Applying IB Philosophy Reasoning
To answer a question like “What is a human being?” in IB Philosophy SL, students should compare views, define key terms, and support claims with reasons and examples. A strong response might begin by defining human beings as rational animals, then explain dualism and physicalism, then discuss personal identity and the self.
For example, if asked whether human beings are more than their bodies, students could present both sides. One side says mental life proves there is more than physical matter. The other says brain science shows that mental life depends on the body. A balanced answer does not just list views; it evaluates them. You can ask which theory best explains memory, emotion, consciousness, and identity over time.
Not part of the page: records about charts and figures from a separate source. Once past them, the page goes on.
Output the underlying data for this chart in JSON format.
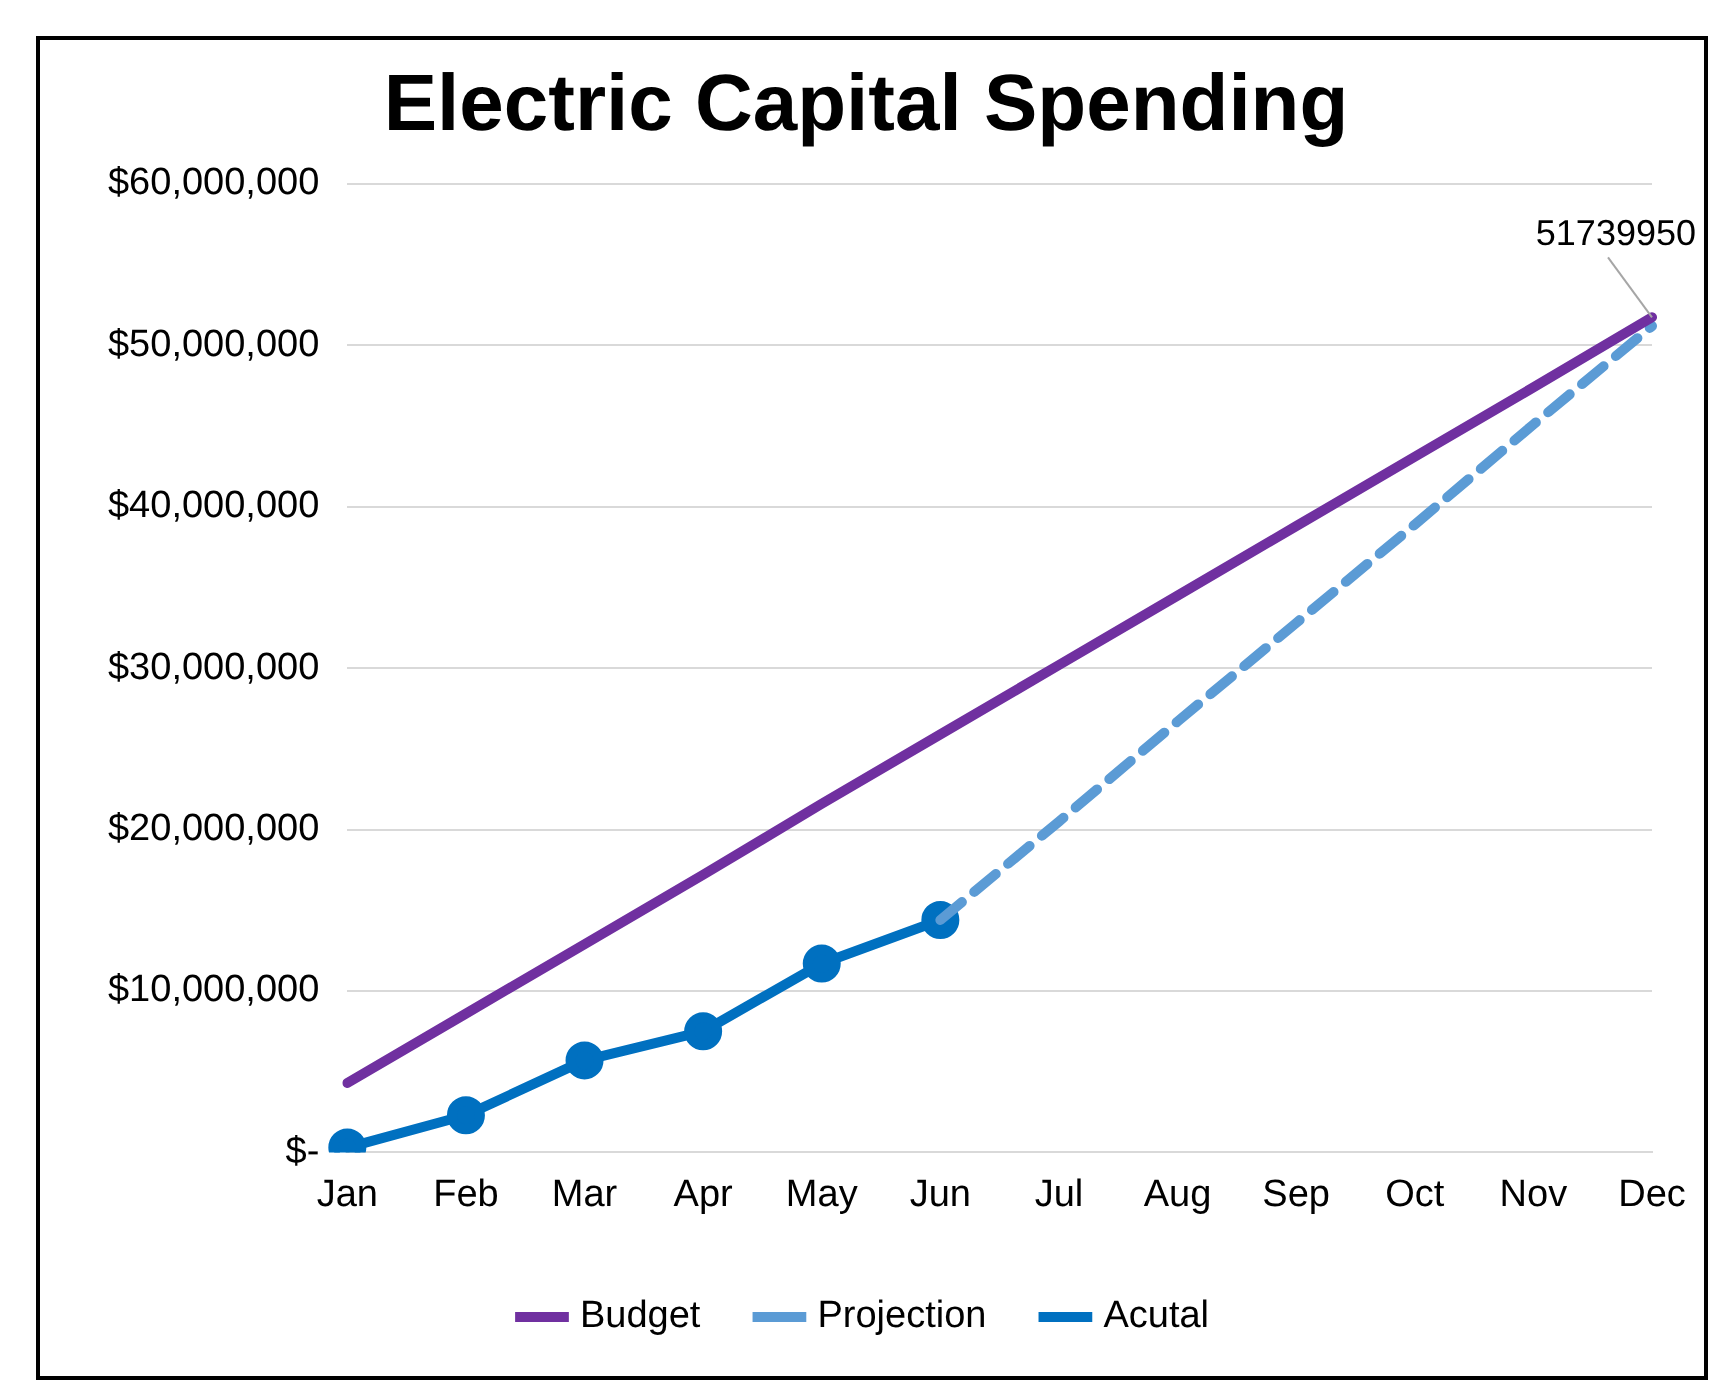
{
  "chart_data": {
    "type": "line",
    "title": "Electric Capital Spending",
    "categories": [
      "Jan",
      "Feb",
      "Mar",
      "Apr",
      "May",
      "Jun",
      "Jul",
      "Aug",
      "Sep",
      "Oct",
      "Nov",
      "Dec"
    ],
    "series": [
      {
        "name": "Budget",
        "color": "#7030a0",
        "line_style": "solid",
        "marker": "none",
        "values": [
          4300000,
          8600000,
          12900000,
          17200000,
          21600000,
          25900000,
          30200000,
          34500000,
          38800000,
          43100000,
          47400000,
          51739950
        ]
      },
      {
        "name": "Projection",
        "color": "#5b9bd5",
        "line_style": "dashed",
        "marker": "none",
        "values": [
          null,
          null,
          null,
          null,
          null,
          14400000,
          20500000,
          26700000,
          32800000,
          38900000,
          45100000,
          51200000
        ]
      },
      {
        "name": "Acutal",
        "color": "#0070c0",
        "line_style": "solid",
        "marker": "circle",
        "values": [
          300000,
          2300000,
          5700000,
          7500000,
          11700000,
          14400000,
          null,
          null,
          null,
          null,
          null,
          null
        ]
      }
    ],
    "ylim": [
      0,
      60000000
    ],
    "yticks": [
      {
        "value": 0,
        "label": "$-"
      },
      {
        "value": 10000000,
        "label": "$10,000,000"
      },
      {
        "value": 20000000,
        "label": "$20,000,000"
      },
      {
        "value": 30000000,
        "label": "$30,000,000"
      },
      {
        "value": 40000000,
        "label": "$40,000,000"
      },
      {
        "value": 50000000,
        "label": "$50,000,000"
      },
      {
        "value": 60000000,
        "label": "$60,000,000"
      }
    ],
    "grid": "y",
    "legend": "bottom",
    "annotations": [
      {
        "text": "51739950",
        "x": "Dec",
        "y": 51739950
      }
    ]
  }
}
Real-world examples make arguments clearer. A person with Alzheimer’s disease may lose memories but still be treated with respect, showing that identity is not reduced to memory alone. A person with a brain injury may experience changes in personality, which supports the link between mind and brain. These examples help connect theory to lived human experience 🧠.
Conclusion
What is a human being? Philosophy shows that this question has no single easy answer. Human beings can be understood as rational animals, embodied minds, persons with memories, and free beings who shape themselves through choices. The topic belongs to the Core Theme — Being Human because it brings together identity, mind and body, knowledge of persons, and reflection on existence.
For students, the key lesson is that human beings are complex. Any complete account must explain physical life, mental life, social relationships, and personal identity across time. Philosophy helps us think carefully about these connections and understand what it means to be human in a deeper way.
Study Notes
- Human beings are often described as rational animals because reason is a major human capacity.
- Dualism says mind and body are distinct; physicalism says humans are entirely physical beings.
- Personal identity asks what makes someone the same person over time.
- Locke argued that memory and consciousness are important for identity.
- The self can be understood as body, mind, memory, or a combination of these.
- The problem of other minds asks how we know other people have thoughts and feelings.
- Human beings are known through behavior, language, and relationships.
- Existentialist philosophers emphasize freedom, choice, and self-creation.
- Human existence involves both possibilities and limits shaped by biology and society.
- In IB Philosophy SL, strong answers define key terms, compare arguments, and use real examples.